The master page named v4.master is the primary master page used in SharePoint 2010 sites. For example, v4.master is what gives Team sites in SharePoint 2010 a common page layout across site pages and application pages. This common layout is what some developers refer to as the "chrome" of the page because it includes familiar elements such as the Site Actions menu, the breadcrumb trail, the ribbon, the Welcome menu, the Site Icon, the TopNav bar and the QuickLaunch bar.

The master page named minimal.master provides a page layout without any of the chrome that is included in v4.master. Minimal.master is used by several of the standard site page templates and application pages that are distributed along with SharePoint Foundation and SharePoint Server 2010.

The third master page that is provisioned in the Master Page Gallery for every new SharePoint 2010 site is default.master.  This master page contains the standard HTML layout and chrome of a SharePoint 2007 site and has been specifically included to support visual upgrade. Now let's discuss the details of how SharePoint Foundation can switch between these master pages.

Each SharePoint 2010 site also includes new property named UIVersion. After SharePoint 2007 content is migrated to SharePoint 2010, all sites have a UIVersion property value of 3, which tells SharePoint Foundation to link the site's pages to default.master. When the UIVersion property is updated to a value of 4, SharePoint Foundation redirects all pages to link to v4.master. This is the basic mechanism Microsoft uses to implement feature upgrade.

The choice of when to migrate to the new SharePoint UI can be made on a site-by-site basis using standard commands in the browser. There is also a command available in the browser for a site collection owner to migrate all the sites at once. After the farm administrator has upgraded the content to SharePoint 2010 and started everyone off with the SharePoint 2007 UI, individual teams and groups can decide when the time is right for them to migrate.

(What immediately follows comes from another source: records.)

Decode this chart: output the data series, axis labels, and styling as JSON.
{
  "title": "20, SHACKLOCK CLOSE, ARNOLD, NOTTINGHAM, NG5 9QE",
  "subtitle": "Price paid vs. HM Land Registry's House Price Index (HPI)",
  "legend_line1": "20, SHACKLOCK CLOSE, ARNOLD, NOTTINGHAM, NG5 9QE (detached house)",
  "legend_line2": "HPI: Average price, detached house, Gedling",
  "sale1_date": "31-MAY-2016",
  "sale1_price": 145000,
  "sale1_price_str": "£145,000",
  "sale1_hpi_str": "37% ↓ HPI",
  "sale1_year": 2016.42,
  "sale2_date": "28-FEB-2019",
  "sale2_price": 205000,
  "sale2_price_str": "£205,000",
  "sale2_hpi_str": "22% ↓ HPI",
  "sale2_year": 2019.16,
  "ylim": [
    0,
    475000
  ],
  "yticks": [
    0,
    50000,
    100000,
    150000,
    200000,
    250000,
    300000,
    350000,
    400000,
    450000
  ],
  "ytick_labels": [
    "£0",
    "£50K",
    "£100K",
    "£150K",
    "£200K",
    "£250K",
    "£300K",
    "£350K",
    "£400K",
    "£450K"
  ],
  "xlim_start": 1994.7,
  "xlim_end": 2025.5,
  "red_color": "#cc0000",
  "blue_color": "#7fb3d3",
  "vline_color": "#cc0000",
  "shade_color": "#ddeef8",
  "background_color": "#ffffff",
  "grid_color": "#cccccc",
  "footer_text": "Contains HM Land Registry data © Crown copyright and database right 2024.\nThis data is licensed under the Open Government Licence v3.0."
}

If you are a farm administrator, you can also control the visual upgrade process using a Windows PowerShell script. For example, let say you want to transition a site that's currently using the SharePoint 2007 UI. After you retrieve the site with the Get-SPWeb cmdlet, you can assign a value of 4 to the UIVersion property, then call Update:

Add-PSSnapin "Microsoft.SharePoint.PowerShell" -ErrorAction "SilentlyContinue"
$site = Get-SPWeb "http://intranet.wingtip.com"
$site.UIVersion = 4
$site.Update()

As you can see, the visual upgrade feature lets companies  upgrade from SharePoint 2007 to SharePoint 2010 without forcing their users to immediately switch over to the new SharePoint 2010 UI. This effectively decouples content and farm migration from UI migration.